Abstracts of talks at Sage Days 53
== Tuesday, September 24 ==
p-adics in Sage (Jean-Pierre Flori)
Zeta functions, point counting, and mirror symmetry (Adriana Salerno and Ursula Whitcher)
Arithmetic mirror symmetry predicts that the zeta functions of mirror pairs of varieties should be closely related. We'll describe existing results involving highly symmetric hypersurfaces and suggest avenues for experimentation in Sage.
=== Wednesday, September 25 ===
==== Some approaches to computing zeta functions of toric hypersurfaces (Kiran Kedlaya) ====
A hypersurface in a complete toric variety is *nondegenerate* if it has transversal intersection with each component of the natural stratification of the toric variety; this class of varieties includes many examples of interest to both number theorists and physicists. We survey several approaches based on p-adic cohomology for computing the zeta functions of nondegenerate hypersurfaces over finite fields, including Lauder's deformation method, the Castryck-Denef-Vercauteren method, and the Abbott-Kedlaya-Roe method. We then propose a modification of the AKR method based on the idea of controlled reduction in de Rham cohomology, which we expect to work well in practice. Joint work in progress with David Harvey.
Frobenius lifts and point counting for smooth curves (Amnon Besser and Francois Escriva)
We will sketch a new approach for point counting on smooth curves, which is a joint work with Rob de Jeu. A few new ideas are involved: computing the action of Frobenius on cohomology via residues, a general method for lifting Frobenius globally and a local version of this lift.

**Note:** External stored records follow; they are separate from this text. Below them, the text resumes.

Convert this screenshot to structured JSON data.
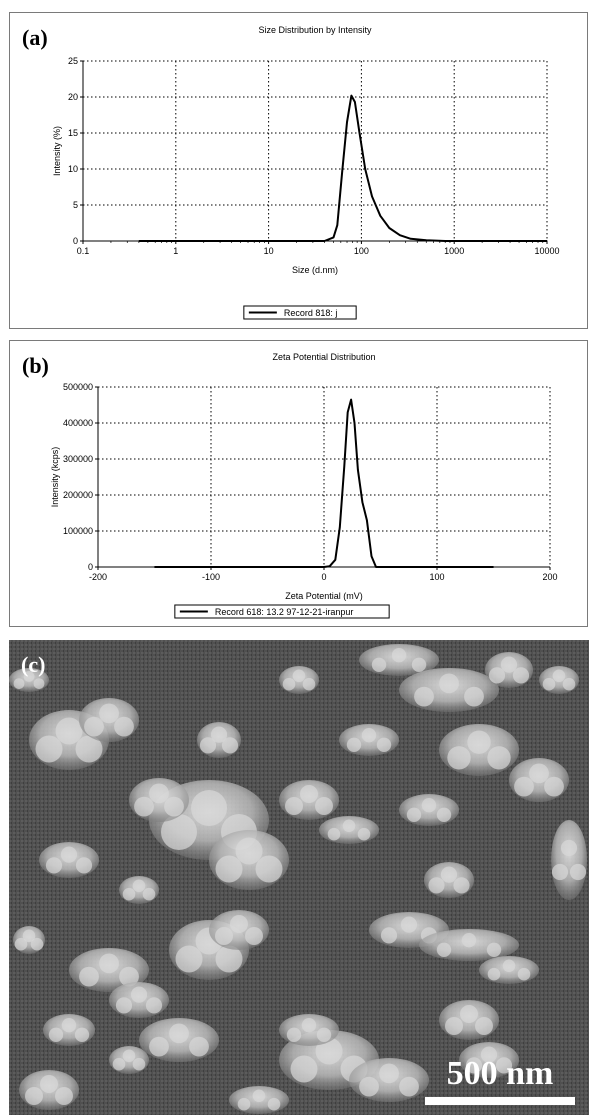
{
  "panel_a": {
    "letter": "(a)"
  },
  "panel_b": {
    "letter": "(b)"
  },
  "panel_c": {
    "letter": "(c)",
    "scale_label": "500 nm"
  },
  "chart_data": [
    {
      "type": "line",
      "title": "Size Distribution by Intensity",
      "xlabel": "Size (d.nm)",
      "ylabel": "Intensity (%)",
      "xscale": "log",
      "xlim": [
        0.1,
        10000
      ],
      "ylim": [
        0,
        25
      ],
      "xticks": [
        0.1,
        1,
        10,
        100,
        1000,
        10000
      ],
      "xtick_labels": [
        "0.1",
        "1",
        "10",
        "100",
        "1000",
        "10000"
      ],
      "yticks": [
        0,
        5,
        10,
        15,
        20,
        25
      ],
      "ytick_labels": [
        "0",
        "5",
        "10",
        "15",
        "20",
        "25"
      ],
      "grid": true,
      "legend_position": "bottom-center",
      "series": [
        {
          "name": "Record 818: j",
          "color": "#000000",
          "x": [
            0.4,
            1,
            10,
            40,
            50,
            55,
            62,
            70,
            78,
            85,
            95,
            110,
            130,
            160,
            200,
            260,
            340,
            500,
            800,
            1500,
            10000
          ],
          "y": [
            0,
            0,
            0,
            0,
            0.5,
            2.2,
            9.5,
            16.5,
            20.2,
            19.3,
            15.2,
            10.0,
            6.2,
            3.5,
            1.8,
            0.8,
            0.3,
            0.1,
            0,
            0,
            0
          ]
        }
      ]
    },
    {
      "type": "line",
      "title": "Zeta Potential Distribution",
      "xlabel": "Zeta Potential (mV)",
      "ylabel": "Intensity (kcps)",
      "xlim": [
        -200,
        200
      ],
      "ylim": [
        0,
        500000
      ],
      "xticks": [
        -200,
        -100,
        0,
        100,
        200
      ],
      "xtick_labels": [
        "-200",
        "-100",
        "0",
        "100",
        "200"
      ],
      "yticks": [
        0,
        100000,
        200000,
        300000,
        400000,
        500000
      ],
      "ytick_labels": [
        "0",
        "100000",
        "200000",
        "300000",
        "400000",
        "500000"
      ],
      "grid": true,
      "legend_position": "bottom-center",
      "series": [
        {
          "name": "Record 618: 13.2 97-12-21-iranpur",
          "color": "#000000",
          "x": [
            -150,
            0,
            5,
            10,
            14,
            18,
            21,
            24,
            27,
            30,
            34,
            38,
            42,
            46,
            150
          ],
          "y": [
            0,
            0,
            2000,
            20000,
            110000,
            280000,
            430000,
            465000,
            400000,
            270000,
            180000,
            130000,
            30000,
            0,
            0
          ]
        }
      ]
    }
  ]
}
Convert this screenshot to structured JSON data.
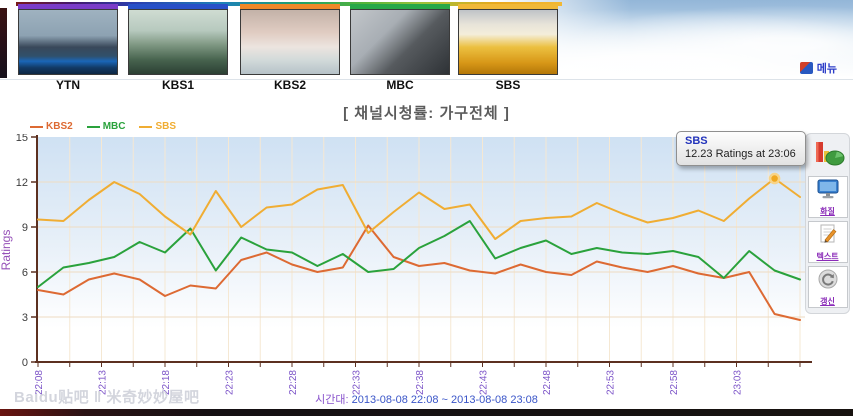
{
  "header": {
    "channels": [
      {
        "name": "YTN",
        "bar_color": "#7a3cc8"
      },
      {
        "name": "KBS1",
        "bar_color": "#2850c8"
      },
      {
        "name": "KBS2",
        "bar_color": "#f08828"
      },
      {
        "name": "MBC",
        "bar_color": "#28a848"
      },
      {
        "name": "SBS",
        "bar_color": "#f0b838"
      }
    ],
    "menu_label": "메뉴"
  },
  "title": "[ 채널시청률: 가구전체 ]",
  "chart_data": {
    "type": "line",
    "title": "채널시청률: 가구전체",
    "xlabel": "",
    "ylabel": "Ratings",
    "ylim": [
      0,
      15
    ],
    "yticks": [
      0,
      3,
      6,
      9,
      12,
      15
    ],
    "grid": true,
    "legend_position": "top-left",
    "x": [
      "22:08",
      "22:10",
      "22:12",
      "22:14",
      "22:16",
      "22:18",
      "22:20",
      "22:22",
      "22:24",
      "22:26",
      "22:28",
      "22:30",
      "22:32",
      "22:34",
      "22:36",
      "22:38",
      "22:40",
      "22:42",
      "22:44",
      "22:46",
      "22:48",
      "22:50",
      "22:52",
      "22:54",
      "22:56",
      "22:58",
      "23:00",
      "23:02",
      "23:04",
      "23:06",
      "23:08"
    ],
    "x_axis_labels": [
      "22:08",
      "22:13",
      "22:18",
      "22:23",
      "22:28",
      "22:33",
      "22:38",
      "22:43",
      "22:48",
      "22:53",
      "22:58",
      "23:03"
    ],
    "series": [
      {
        "name": "KBS2",
        "color": "#dd6a33",
        "values": [
          4.8,
          4.5,
          5.5,
          5.9,
          5.5,
          4.4,
          5.1,
          4.9,
          6.8,
          7.3,
          6.5,
          6.0,
          6.3,
          9.1,
          7.0,
          6.4,
          6.6,
          6.1,
          5.9,
          6.5,
          6.0,
          5.8,
          6.7,
          6.3,
          6.0,
          6.4,
          5.9,
          5.6,
          6.0,
          3.2,
          2.8
        ]
      },
      {
        "name": "MBC",
        "color": "#2aa23c",
        "values": [
          5.0,
          6.3,
          6.6,
          7.0,
          8.0,
          7.3,
          8.9,
          6.1,
          8.3,
          7.5,
          7.3,
          6.4,
          7.2,
          6.0,
          6.2,
          7.6,
          8.4,
          9.4,
          6.9,
          7.6,
          8.1,
          7.2,
          7.6,
          7.3,
          7.2,
          7.4,
          7.0,
          5.6,
          7.4,
          6.1,
          5.5
        ]
      },
      {
        "name": "SBS",
        "color": "#f0ad33",
        "values": [
          9.5,
          9.4,
          10.8,
          12.0,
          11.2,
          9.7,
          8.5,
          11.4,
          9.0,
          10.3,
          10.5,
          11.5,
          11.8,
          8.6,
          10.0,
          11.3,
          10.2,
          10.5,
          8.2,
          9.4,
          9.6,
          9.7,
          10.6,
          9.9,
          9.3,
          9.6,
          10.1,
          9.4,
          10.9,
          12.23,
          11.0
        ]
      }
    ],
    "highlight": {
      "series": "SBS",
      "x": "23:06",
      "value": 12.23
    }
  },
  "tooltip": {
    "channel": "SBS",
    "text": "12.23 Ratings at 23:06"
  },
  "sidebar": {
    "logo_icon": "chart-logo-icon",
    "buttons": [
      {
        "icon": "monitor-icon",
        "label": "화질"
      },
      {
        "icon": "text-icon",
        "label": "텍스트"
      },
      {
        "icon": "refresh-icon",
        "label": "갱신"
      }
    ]
  },
  "footer": {
    "time_range_label": "시간대:",
    "time_range_value": "2013-08-08 22:08 ~ 2013-08-08 23:08",
    "watermark": "Baidu贴吧 ‖ 米奇妙妙屋吧"
  },
  "colors": {
    "axis": "#5c3020",
    "grid_h": "#eedcc2",
    "grid_v": "#f5e8d3",
    "x_tick_label": "#7d55c8",
    "y_tick_label": "#3c3c3c",
    "y_axis_label": "#9550b8",
    "highlight_dot_fill": "#f0a820",
    "highlight_dot_ring": "#f8d488",
    "plot_bg_top": "#cfe1f3",
    "plot_bg_bottom": "#ffffff"
  }
}
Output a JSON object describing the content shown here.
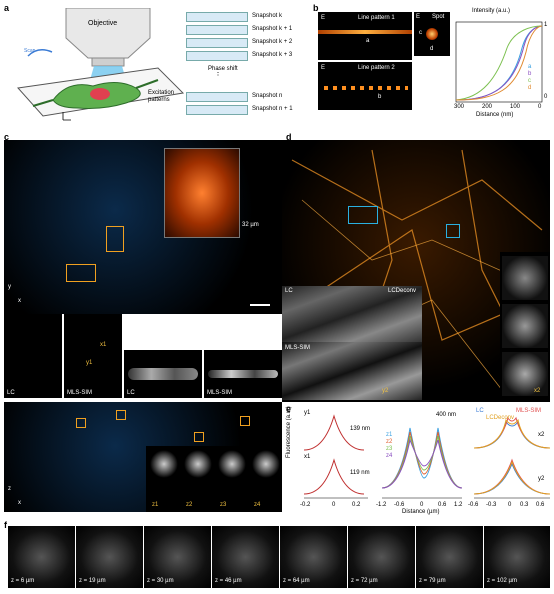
{
  "panels": {
    "a": "a",
    "b": "b",
    "c": "c",
    "d": "d",
    "e": "e",
    "f": "f"
  },
  "panel_a": {
    "objective": "Objective",
    "snapshots": [
      "Snapshot k",
      "Snapshot k + 1",
      "Snapshot k + 2",
      "Snapshot k + 3",
      "Snapshot n",
      "Snapshot n + 1"
    ],
    "phase_shift": "Phase shift",
    "excitation_patterns": "Excitation patterns"
  },
  "panel_b": {
    "line_pattern_1": "Line pattern 1",
    "line_pattern_2": "Line pattern 2",
    "spot": "Spot",
    "e_label": "E",
    "marker_a": "a",
    "marker_b": "b",
    "marker_c": "c",
    "marker_d": "d",
    "chart_ylabel": "Intensity (a.u.)",
    "chart_xlabel": "Distance (nm)",
    "chart_y_top": "1",
    "chart_y_bottom": "0",
    "chart_xticks": [
      "300",
      "200",
      "100",
      "0"
    ],
    "legend": [
      "a",
      "b",
      "c",
      "d"
    ],
    "colors": [
      "#3aa0e0",
      "#8a4fc0",
      "#7cc050",
      "#e08a30"
    ]
  },
  "panel_c": {
    "size_label": "32 µm",
    "axis_y": "y",
    "axis_x": "x",
    "axis_z": "z",
    "lc": "LC",
    "mls_sim": "MLS-SIM",
    "x1": "x1",
    "y1": "y1",
    "z_labels": [
      "z1",
      "z2",
      "z3",
      "z4"
    ]
  },
  "panel_d": {
    "lc": "LC",
    "lc_deconv": "LCDeconv",
    "mls_sim": "MLS-SIM",
    "x2": "x2",
    "y2": "y2"
  },
  "panel_e": {
    "ylabel": "Fluorescence (a.u.)",
    "xlabel": "Distance (µm)",
    "y1": "y1",
    "x1": "x1",
    "fwhm1": "139 nm",
    "fwhm2": "119 nm",
    "fwhm3": "400 nm",
    "legend_mid": [
      "z1",
      "z2",
      "z3",
      "z4"
    ],
    "legend_right": [
      "LC",
      "MLS-SIM",
      "LCDeconv"
    ],
    "x2": "x2",
    "y2": "y2",
    "xticks_left": [
      "-0.2",
      "0",
      "0.2"
    ],
    "xticks_mid": [
      "-1.2",
      "-0.6",
      "0",
      "0.6",
      "1.2"
    ],
    "xticks_right": [
      "-0.6",
      "-0.3",
      "0",
      "0.3",
      "0.6"
    ]
  },
  "panel_f": {
    "z_labels": [
      "z = 6 µm",
      "z = 19 µm",
      "z = 30 µm",
      "z = 46 µm",
      "z = 64 µm",
      "z = 72 µm",
      "z = 79 µm",
      "z = 102 µm"
    ]
  }
}
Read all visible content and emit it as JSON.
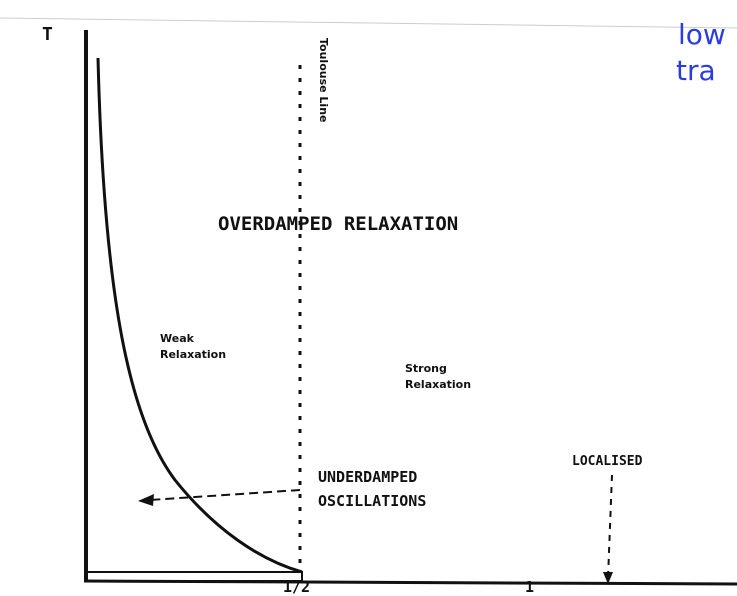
{
  "axis": {
    "y_label": "T",
    "x_ticks": [
      "1/2",
      "1"
    ]
  },
  "toulouse_line": "Toulouse Line",
  "regions": {
    "overdamped": "OVERDAMPED RELAXATION",
    "weak": [
      "Weak",
      "Relaxation"
    ],
    "strong": [
      "Strong",
      "Relaxation"
    ],
    "underdamped": [
      "UNDERDAMPED",
      "OSCILLATIONS"
    ],
    "localised": "LOCALISED"
  },
  "overlay": [
    "low",
    "tra"
  ]
}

=== Thursday, September 26 ===
==== Toric Geometry in Sage (Andrey Novoseltsev) ====
We will give an overview of toric geometry capabilities of Sage, demonstrate its use on a few examples, and discuss the current code structure and potential future improvements and additions.
Zeta functions via the deformation method (Jan Tuitman)
Friday, September 27
==== Computational Homology via Discrete Morse Theory (Shaun Harker) ====
Homology of chain complexes can traditionally be computed via matrix algorithms, in particular by computing Smith Normal Form (SNF). However, SNF can be quite slow for large matrices. Additionally, many SNF algorithms provide only the invariant factors and not the transformation matrices. This is problematic for applications (such as computing the induced map on homology given a function between spaces) which require that representative cycles of homology generators be computed. Discrete Morse Theory can be used as a tool to accelerate homology computation. The essential idea is to quickly produce from a large complex a smaller one, known as the Morse Complex, which has isomorphic homology groups. Then standard techniques may be applied to the reduced complex at far less cost. Moreover, algorithms exist to lift representative cycles from the Morse Complex back to the original complex. We discuss the theory and the algorithms implemented in the CHomP software package.
==== Computing zeta functions of nondegenerate hypersurfaces with few monomials (John Voight) ==== Using the cohomology theory of Dwork, as developed by Adolphson and Sperber, we exhibit a deterministic algorithm to compute the zeta function of a nondegenerate hypersurface defined over a finite field. This algorithm is particularly well-suited to work with polynomials in small characteristic that have few monomials (relative to their dimension).
=== Saturday, September 28 ===
==== TBD (Charles Bouillaguet) ====
=== Sunday, September 29 ===
==== Geometric Engineering in Toric F-Theory(Jan Keitel) An algorithm to systematically construct all Calabi-Yau elliptic fibrations realized as hypersurfaces in a toric ambient space for a given base and gauge group is described. This general method is applied to the particular question of constructing SU(5) GUTs with multiple U(1) gauge factors. The basic data consists of a top over each toric divisor in the base together with compactification data giving the embedding into a reflexive polytope. In order to ensure the existence of a low-energy gauge theory, the elliptic fibration must be flat, which is reformulated into conditions on the top and its embedding. Abelian gauge symmetries arising in toric F-theory compactifications are studied systematically. Using implementations in Sage, the toric Mordell-Weil groups determining the minimal number of U(1) factors are computed, an exhaustive list of SU(5) tops is compiled and several explicit fourfolds exemplifying the general algorithm are constructed.